Das Unternehmen aus Köln hat eine Reihe von Operator Interfaces entwickelt, die einen Einsatz in allen Klimazonen erlauben. Die Geräte der Falcon-Serie bieten serienmäßig einen zulässigen Temperaturbereich von - 20 bis +70 Grad Celsius. Für Einsätze bei noch tieferen Temperaturen steht ein Feldgehäuse mit einer 50 Watt starken Heizung zur Wahl. Die Operator Interfaces sind vibrations- und schockunempfindlich und ertragen eine Luftfeuchtigkeit bis zu 90 Prozent bei 40 Grad Celsius. Für schnell wechselnde Umgebungstemperaturen sind außerdem Gehäusevarianten mit Klimastutzen erhältlich, die die Bildung von Schwitzwasser verhindern. Lieferbar sind die Bediengeräte in Standard-Ausführungen oder als Ex-geschützte Typen in jeweils drei Leistungsklassen. Einige Modelle sind zudem zugelassen für den Einsatz auf Schiffen.

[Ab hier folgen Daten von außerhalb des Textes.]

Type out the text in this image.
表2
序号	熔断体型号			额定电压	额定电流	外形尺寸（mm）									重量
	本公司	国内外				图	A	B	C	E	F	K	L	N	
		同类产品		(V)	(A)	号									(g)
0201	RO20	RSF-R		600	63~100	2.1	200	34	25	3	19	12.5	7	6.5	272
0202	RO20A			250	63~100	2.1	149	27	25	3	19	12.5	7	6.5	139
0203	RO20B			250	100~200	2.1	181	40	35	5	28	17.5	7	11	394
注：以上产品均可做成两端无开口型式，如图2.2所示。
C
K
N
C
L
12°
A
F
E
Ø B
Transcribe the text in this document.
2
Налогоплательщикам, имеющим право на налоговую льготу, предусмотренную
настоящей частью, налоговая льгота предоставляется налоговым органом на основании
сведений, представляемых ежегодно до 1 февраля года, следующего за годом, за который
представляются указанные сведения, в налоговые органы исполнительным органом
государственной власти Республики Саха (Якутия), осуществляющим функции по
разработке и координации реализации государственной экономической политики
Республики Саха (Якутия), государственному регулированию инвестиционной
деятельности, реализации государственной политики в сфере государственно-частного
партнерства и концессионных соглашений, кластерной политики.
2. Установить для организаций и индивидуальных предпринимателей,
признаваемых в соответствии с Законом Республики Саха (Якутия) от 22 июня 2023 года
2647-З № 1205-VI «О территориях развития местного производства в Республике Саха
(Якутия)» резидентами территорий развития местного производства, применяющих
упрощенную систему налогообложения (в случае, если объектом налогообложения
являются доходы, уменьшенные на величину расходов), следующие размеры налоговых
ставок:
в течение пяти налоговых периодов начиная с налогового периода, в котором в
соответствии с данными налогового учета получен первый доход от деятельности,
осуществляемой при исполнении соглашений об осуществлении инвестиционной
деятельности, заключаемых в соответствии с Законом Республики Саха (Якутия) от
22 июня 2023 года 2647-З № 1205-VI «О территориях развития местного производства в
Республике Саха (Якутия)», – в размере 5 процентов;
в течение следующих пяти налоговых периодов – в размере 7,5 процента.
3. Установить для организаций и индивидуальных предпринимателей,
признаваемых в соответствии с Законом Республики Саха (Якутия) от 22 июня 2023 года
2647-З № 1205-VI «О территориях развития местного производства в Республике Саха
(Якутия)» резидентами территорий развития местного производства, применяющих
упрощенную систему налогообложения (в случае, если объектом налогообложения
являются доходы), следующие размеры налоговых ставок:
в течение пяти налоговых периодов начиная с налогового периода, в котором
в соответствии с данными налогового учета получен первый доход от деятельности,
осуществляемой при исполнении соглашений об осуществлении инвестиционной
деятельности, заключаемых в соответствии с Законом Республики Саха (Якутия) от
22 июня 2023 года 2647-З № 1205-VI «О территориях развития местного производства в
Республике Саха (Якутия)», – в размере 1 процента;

Aufgrund der Beschriftung mit bis zu 30 Millimeter hohen Schriftzeichen lassen sich die Displays selbst aus der Distanz hervorragend ablesen. Die helle Hintergrundbeleuchtung des LED-/CFL-Displays erleichtert den Einsatz in dunklen Bereichen. Bei starkem Tageslichteinfall gewährleisten die transflektiven LCDs mit hohem Kontrast ein erstklassiges Bild. Eine Vielzahl von Kommunikationsschnittstellen ermöglicht die nahtlose Anbindung an nahezu alle Automatisierungssysteme und den Zugriff auf alle Objekte der Automatisierungsebene. Programmiert werden die HMIs mit der komfortablen Windows-Software SPSPlusWIN. Ein umfangreiches Zubehörprogramm erlaubt eine Vielzahl von Anwendungen.